Whether legitimacy, democracy, accountability, non-partisanship, or separation of powers motivates the sentiment, there are a number of ways, albeit controversial, to reform the federal regulatory state:
(1) Codify the principle in McGrain v. Daugherty (1927) as it applies to regulatory decision-making, forcing agencies to publish jurisdictional statements in the federal register prior to beginning investigations or enforcement actions. This would have avoided many of the due process issues at the center of the LabMD case.
(2) Expand the GAO bid protest process to cover discretionary spending including grants and cooperative agreements. This would avoid cronyism and corruption associated with administrative earmarks.
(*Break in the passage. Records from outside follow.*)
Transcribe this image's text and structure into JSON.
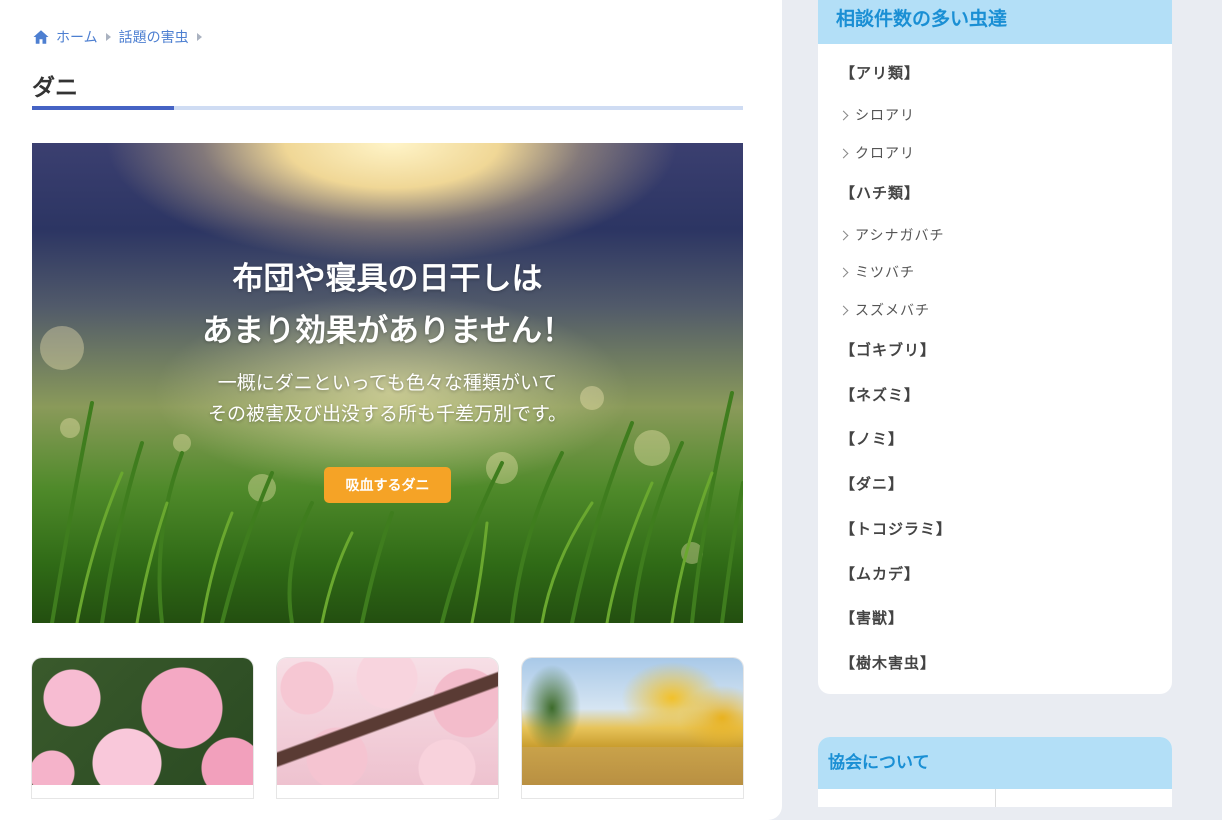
{
  "breadcrumb": {
    "home": "ホーム",
    "category": "話題の害虫"
  },
  "page": {
    "title": "ダニ"
  },
  "hero": {
    "headline_line1": "布団や寝具の日干しは",
    "headline_line2": "あまり効果がありません！",
    "sub_line1": "一概にダニといっても色々な種類がいて",
    "sub_line2": "その被害及び出没する所も千差万別です。",
    "button_label": "吸血するダニ",
    "button_color": "#f5a326"
  },
  "cards": [
    {
      "image": "pink-roses"
    },
    {
      "image": "cherry-blossoms"
    },
    {
      "image": "ginkgo-trees"
    }
  ],
  "sidebar": {
    "title": "相談件数の多い虫達",
    "items": [
      {
        "type": "category",
        "label": "【アリ類】"
      },
      {
        "type": "sub",
        "label": "シロアリ"
      },
      {
        "type": "sub",
        "label": "クロアリ"
      },
      {
        "type": "category",
        "label": "【ハチ類】"
      },
      {
        "type": "sub",
        "label": "アシナガバチ"
      },
      {
        "type": "sub",
        "label": "ミツバチ"
      },
      {
        "type": "sub",
        "label": "スズメバチ"
      },
      {
        "type": "category",
        "label": "【ゴキブリ】"
      },
      {
        "type": "category",
        "label": "【ネズミ】"
      },
      {
        "type": "category",
        "label": "【ノミ】"
      },
      {
        "type": "category",
        "label": "【ダニ】"
      },
      {
        "type": "category",
        "label": "【トコジラミ】"
      },
      {
        "type": "category",
        "label": "【ムカデ】"
      },
      {
        "type": "category",
        "label": "【害獣】"
      },
      {
        "type": "category",
        "label": "【樹木害虫】"
      }
    ]
  },
  "about": {
    "title": "協会について"
  },
  "colors": {
    "accent_blue": "#4563c4",
    "link_blue": "#4d7fd1",
    "widget_header_bg": "#b3dff7",
    "widget_header_text": "#1a8fd4"
  }
}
(3) Get rid of permanent committees and their staff. Outsource all committee work to public interest law firms and private law firms with expertise. This would prevent the collective action / bureaucracy problems that plague committees and create monetary incentives to fight the bureaucracy with the goal of doing a good turn for the American people.
(4) Amend the organic statutes behind the "independent" agencies, GAO, the Inspectors General, and the Librarian of Congress to remove the President from their appointment and control, making them pure Article I entities. This prevents the dual principal problem: where an agency becomes more responsive to the White House in the face of multiple congressional oversight committees.
(5) Remove the role of the President in appointing judges to the Court of Claims, the Bankruptcy Court, etc. to make those courts pure Article I courts. This enables Article III courts to supervise the adjudications of legislative courts - the latter for which can provide advisory opinions and rule on political questions.
(6) For each "independent" agency, solve the IG gap (the problem where you have two agency heads - a chief enforcement officer and a Board yet the IG only oversees the enforcement and policy process, not the adjudicators) by requiring two IGs per agency. This prevents the recent problem where NLRB Chairwoman Wilma Liebman engaged in improper ex parte communications but ultimately was inscrutable by the IG because he directly reported to her in order to oversee the policy-making functions of the agency.
(7) Abolish statutes that give Congress the ability to sue without the Justice Department. Do the same for the independent agencies, i.e. remove FTC/SEC/FERC independent litigating authority. For instance, the Senate and its committees have independent subpoena-enforcement via 28 U.S.C. § 1365(a).
(8) Require all agency settlements of any kind to go through notice and comment rulemaking if they are not subject to a judicially-approved consent decree. This avoids the Bank of America slush fund issue which was a clear violation of theMiscellaneous Receipts Act.
(9) Require all statements or guidelines for enforcement to go through notice and comment rulemaking to comply with 5 U.S.C. 552(a). Clarify the Paperwork Reduction Act as an affirmative defense against noncompliance. This would have presented an affirmative defense for small businesses caught in the regulatory crosshairs, like Rhea Lana's.
(10) Clarify that public interest plaintiffs are agents of Congress under FOIA and the APA by controlling the quality of the regulatory review bar through the establishment of a commission that regulates who can validly represent the interests of Congress in challenging agency drift from congressional intent. This will end the expensive gotcha litigation that has low precedential value yet allows the bureaucracy to request bigger budgets from Congress in order to deal with caseloads. The Bipartisan Legal Advisory Group could be expanded to create a Bar Association unique to select government investigations and oversight/enforcement practitioners.